A nossa velha mídia tentou, inicialmente, ignorar o périplo. Mas, ante a repercussão internacional, acabou tendo que noticiar alguma coisa. Bem menos que as confusões das primárias do PSDB, que mereceram longas horas de exposição na mídia, mas, ainda assim, alguma coisa.
Agora, contudo, vem a resposta desesperada daqueles que querem manter vivo o autoritário e reacionário programa econômico e social do Golpe de 2016. É necessário, de novo, atacar Lula e começar a fazer o trabalho sujo de impedir a sua eleição.
Assim como em 2018, valerá tudo para se conseguir esse objetivo antidemocrático. Seguindo os ensinamentos e as práticas de Bannon et caterva, os defensores do programa antidemocrático apelarão para fake news, mentiras e distorções para atacar Lula. É o que acontece agora.
Como uma orquestra bem ensaiada, os jornalões e as televisões começaram a divulgar a fake news de que Lula apoia “ditaduras”, como a da Nicarágua, e, consequentemente, não tem compromisso com a democracia.
Na realidade, uma fake news requentada, que se repete sempre na mídia oligárquica e reacionária. Tentam, como de hábito, equiparar Lula a Bolsonaro, supostos “males idênticos de signos opostos”. Uma piada intelectual e política, fruto de falta de conhecimento real da obra de Hannah Arendt, combinada com interpretação deficiente de textos e má-fé.

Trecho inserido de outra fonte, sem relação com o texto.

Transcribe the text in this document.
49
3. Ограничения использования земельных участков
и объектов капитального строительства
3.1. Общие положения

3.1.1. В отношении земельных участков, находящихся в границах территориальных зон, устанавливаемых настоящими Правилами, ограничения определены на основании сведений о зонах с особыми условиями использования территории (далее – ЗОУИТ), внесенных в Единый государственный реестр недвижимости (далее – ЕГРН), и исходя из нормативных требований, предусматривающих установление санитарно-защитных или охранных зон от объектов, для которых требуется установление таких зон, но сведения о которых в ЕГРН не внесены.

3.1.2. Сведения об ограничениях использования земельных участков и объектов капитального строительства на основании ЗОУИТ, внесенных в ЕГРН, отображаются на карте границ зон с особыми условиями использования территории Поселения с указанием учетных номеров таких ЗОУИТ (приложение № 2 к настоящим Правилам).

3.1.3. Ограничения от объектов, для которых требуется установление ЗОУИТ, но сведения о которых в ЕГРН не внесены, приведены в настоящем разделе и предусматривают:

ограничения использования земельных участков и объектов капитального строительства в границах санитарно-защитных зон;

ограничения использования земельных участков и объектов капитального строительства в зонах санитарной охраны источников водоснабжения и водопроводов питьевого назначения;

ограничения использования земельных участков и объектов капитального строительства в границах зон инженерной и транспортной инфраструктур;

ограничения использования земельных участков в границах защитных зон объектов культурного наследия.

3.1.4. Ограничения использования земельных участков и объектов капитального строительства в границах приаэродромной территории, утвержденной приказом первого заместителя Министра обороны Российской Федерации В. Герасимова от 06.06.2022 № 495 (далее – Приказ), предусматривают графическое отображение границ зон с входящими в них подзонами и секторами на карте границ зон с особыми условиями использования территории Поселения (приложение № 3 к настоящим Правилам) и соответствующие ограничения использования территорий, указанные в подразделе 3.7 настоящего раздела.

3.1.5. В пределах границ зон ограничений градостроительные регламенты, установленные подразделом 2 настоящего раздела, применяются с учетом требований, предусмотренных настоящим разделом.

A nova fake news baseou-se numa entrevista que Lula concedeu ao jornal espanhol El País. Diga-se de passagem, o entrevistado foi muito elogiado, em editorial, por esse jornal conservador da Espanha, que reconheceu Lula como um líder social-democrata, autenticamente comprometido com o progresso social e a democracia.
Porém, a nossa impoluta imprensa, ao contrário da mídia europeia, pinçou frases fora de contexto na entrevista para transmitir uma mensagem inversa à do editorial do El País. Mediante acrobacias semióticas despudoradas, parte da imprensa nacional apresentou sua convicção de que Lula, por não ter criticado abertamente o regime nicaraguense, manifestou traços autoritários, quiçá stalinistas. Só faltou o proverbial Power Point.
Na realidade, Lula não criticou o regime de Ortega, mas também não o defendeu, pois afirmou não ter amplo conhecimento da política recente da Nicarágua. Apenas disse, com amplo conhecimento de causa, que ele fora preso para não participar nas eleições de 2018, o que é mais pura verdade.
Em primeiro lugar, é irônico ver gente que apoiou o Golpe de 2016, a Lava Jato, a prisão ilegal e política de Lula e a eleição de Bolsonaro falar em democracia. Praticamente destruíram a democracia do Brasil e, agora, se preocupam com a oposição da Nicarágua? Só rindo. Onde está a autocrítica dessa gente? Em Miami? Foi depositada em alguma offshore?
Em segundo, se tem alguém com autoridade moral para falar de democracia no Brasil são Lula e o PT. O PT e Lula nasceram da luta democrática. De fato, a principal característica do PT diz respeito ao compromisso com a democracia e seu aprofundamento.
O amálgama que uniu e estruturou o PT foi justamente a luta contra a ditadura e pela democratização do país. Por isso, o PT definiu-se, desde o início, como um partido socialista e democrático, que buscava não apenas uma democracia formal e institucional, mas uma democracia substantiva que assegurasse, a todos os cidadãos, o pleno usufruto dos direitos políticos, sociais e econômicos.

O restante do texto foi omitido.